By Summer Zhen
HONG KONG, Feb 5 (Reuters) - Chinese brokerages, including state-owned behemoth China International Capital Corp (CICC), have restricted the amount of cross-border swap transactions domestic investors can undertake, as authorities seek to defend the weak stock market, according to six sources familiar with the matter.
Since Monday, domestic CICC clients cannot add new positions via total return swaps, to make overseas investments, as the broker seeks to limit its derivatives book, said the sources. Three sources said at least three other major Chinese state brokerages have taken a similar approach.
A total return swap (TRS) is a financial derivative contract where one party agrees to pay or receive the total return of an underlying asset in exchange for a fixed or variable financing rate from the other party.
It has been a popular over the counter (OTC) cross-border derivative for Chinese onshore funds, especially hedge funds, to access offshore stock markets, effectively side-stepping restrictions on capital flows.
The restrictions could thwart domestic fund managers who were tapping TRS to short-sell offshore China stocks, such as China A50-related contracts, one source with direct knowledge of the curbs said. This will also allow brokers to limit overall exposure to derivatives, he said.
CICC is among 10 major brokerages in China licensed to provide TRS services, and is a top player.
CICC did not respond to Reuters' requests for comment.

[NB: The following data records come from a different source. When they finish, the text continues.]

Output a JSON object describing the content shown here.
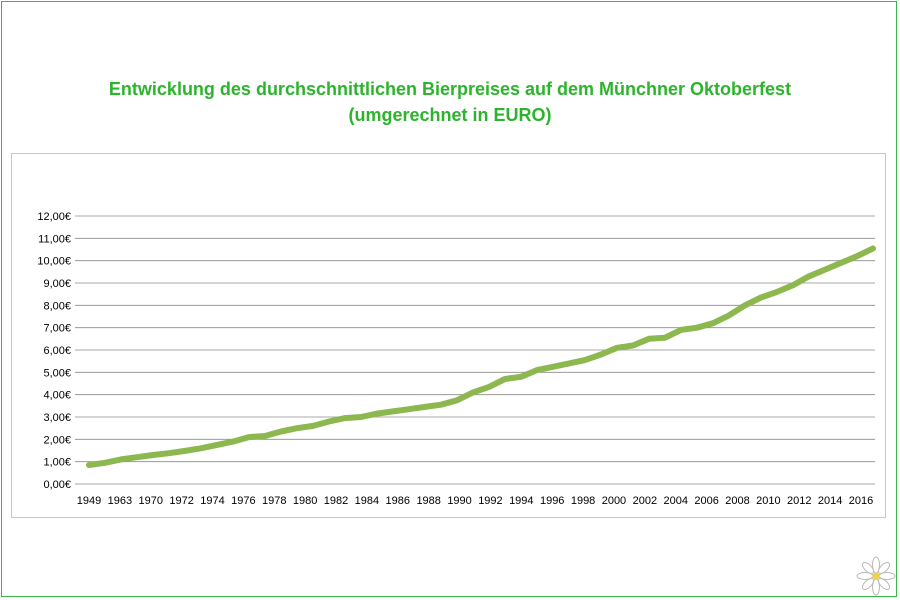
{
  "chart_data": {
    "type": "line",
    "title": "Entwicklung des durchschnittlichen Bierpreises auf dem Münchner Oktoberfest",
    "subtitle": "(umgerechnet in EURO)",
    "xlabel": "",
    "ylabel": "",
    "ylim": [
      0,
      12
    ],
    "yticks": [
      "0,00€",
      "1,00€",
      "2,00€",
      "3,00€",
      "4,00€",
      "5,00€",
      "6,00€",
      "7,00€",
      "8,00€",
      "9,00€",
      "10,00€",
      "11,00€",
      "12,00€"
    ],
    "xticks": [
      "1949",
      "1963",
      "1970",
      "1972",
      "1974",
      "1976",
      "1978",
      "1980",
      "1982",
      "1984",
      "1986",
      "1988",
      "1990",
      "1992",
      "1994",
      "1996",
      "1998",
      "2000",
      "2002",
      "2004",
      "2006",
      "2008",
      "2010",
      "2012",
      "2014",
      "2016"
    ],
    "grid": true,
    "legend": "none",
    "line_color": "#8db84f",
    "values": [
      0.85,
      0.95,
      1.1,
      1.2,
      1.3,
      1.38,
      1.48,
      1.6,
      1.75,
      1.9,
      2.1,
      2.15,
      2.35,
      2.5,
      2.6,
      2.8,
      2.95,
      3.0,
      3.15,
      3.25,
      3.35,
      3.45,
      3.55,
      3.75,
      4.1,
      4.35,
      4.7,
      4.8,
      5.1,
      5.25,
      5.4,
      5.55,
      5.8,
      6.1,
      6.2,
      6.5,
      6.55,
      6.9,
      7.0,
      7.2,
      7.55,
      8.0,
      8.35,
      8.6,
      8.9,
      9.3,
      9.6,
      9.9,
      10.2,
      10.55
    ]
  }
}
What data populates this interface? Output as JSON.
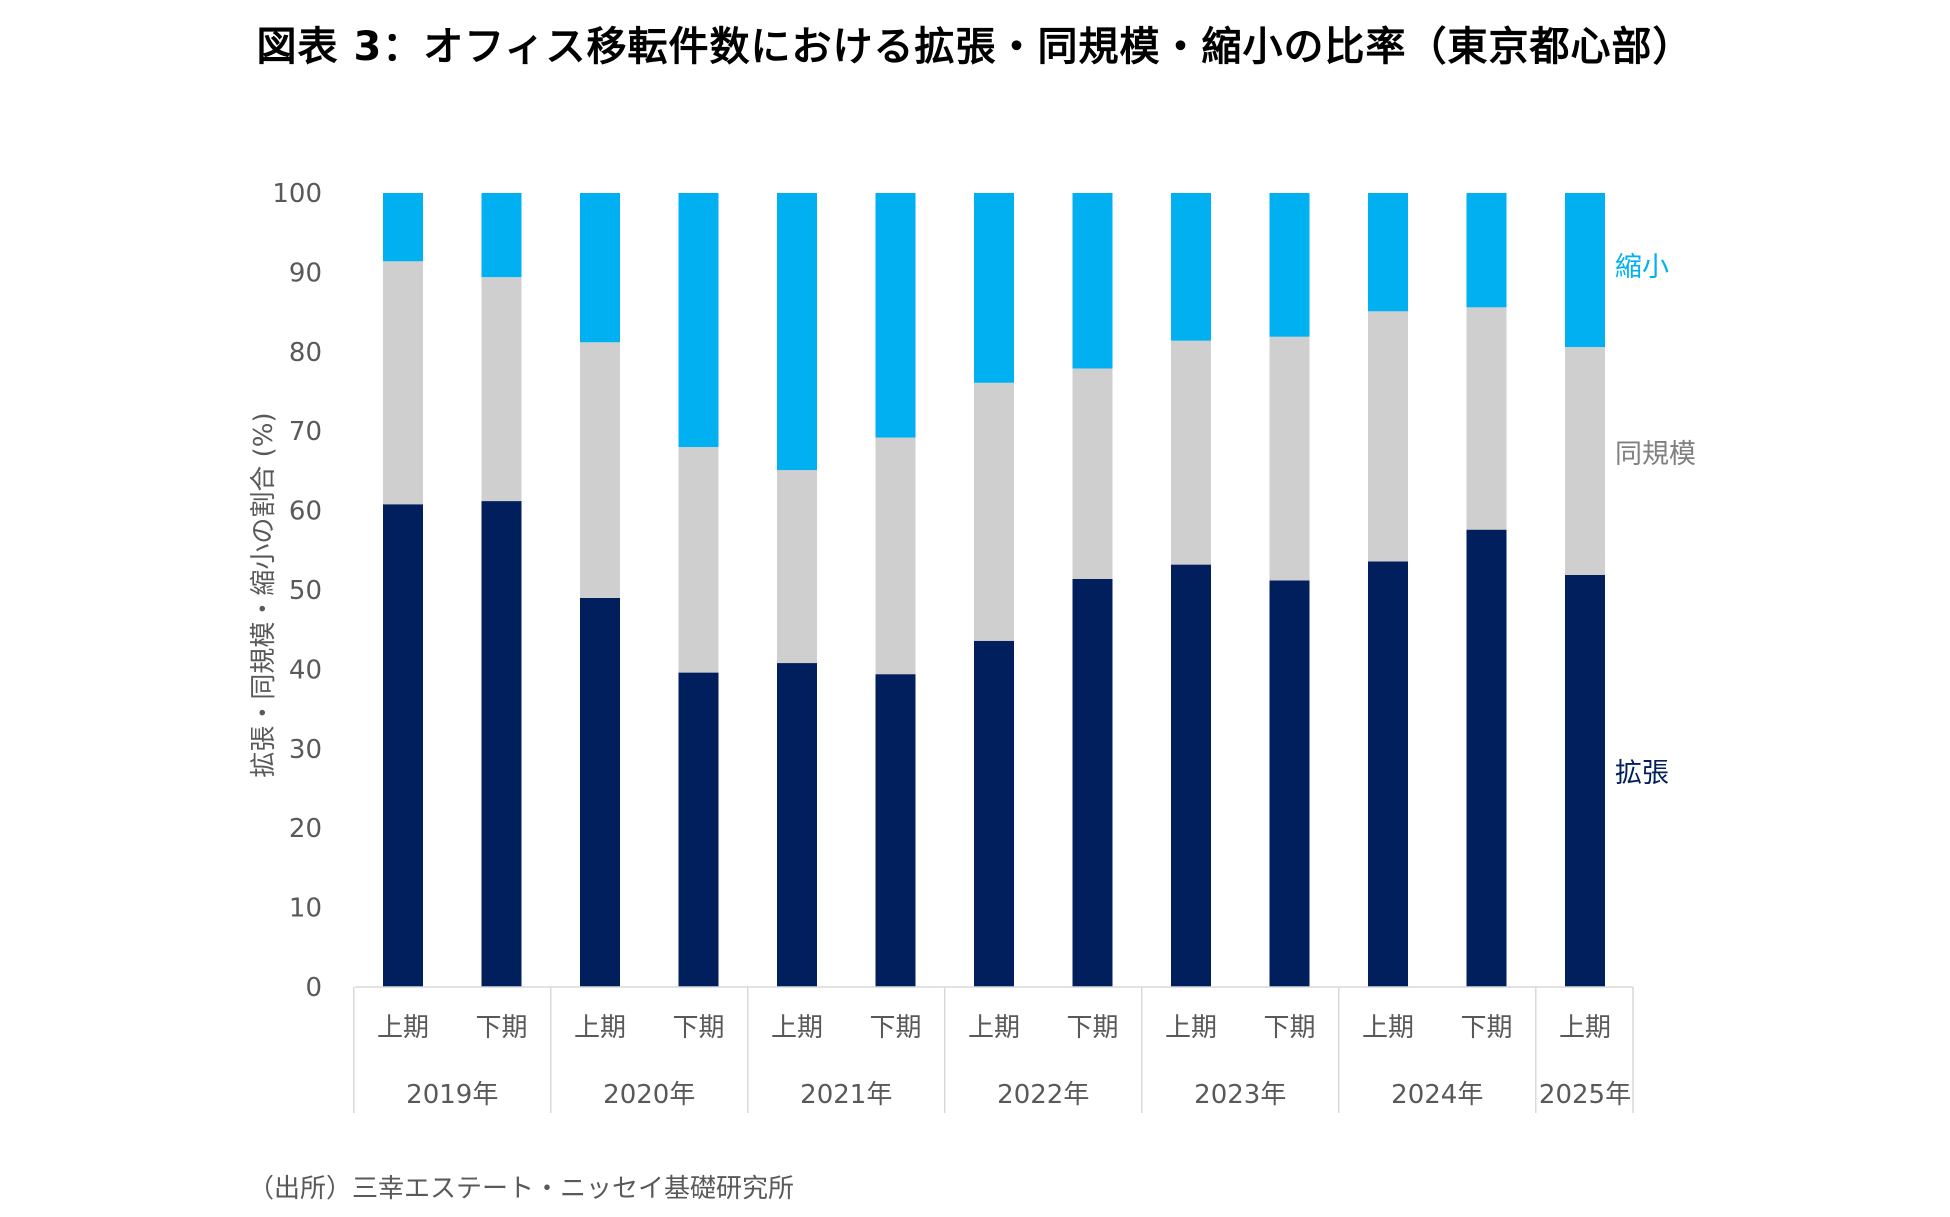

The measures come as China's stock market faces renewed pressure and plumbs multi-year lows. The country's securities regulator has vowed to prevent abnormal market fluctuations and crack down on "ill-intended short selling".
China's blue-chip CSI300 Index .CSI300 tumbled nearly 5% last week to the lowest since early 2019, amid signs of panic selling and forced liquidation of leveraged trades.
The outstanding balance of cross-border OTC derivatives at Chinese brokerages, including TRS and OTC options, amounted to 825.4 billion yuan ($114.7 billion) by the end of November 2023, up 8.5% from October, according to official data published by Chinese newspaper Securities Times.
Shorting Chinese equities has been a crowded trade among global funds seeking to profit from the woes of the world's second-largest economy.
Chinese authorities have been ramping up efforts to stem the selloff in Chinese stocks, including suspension of lending of restricted shares for short selling and curbs on leveraged stock trades.
A brokerage source said the firm had been limiting the new volume of cross-border TRS business since late last year, when regulators told brokers to curtail leverage for derivatives.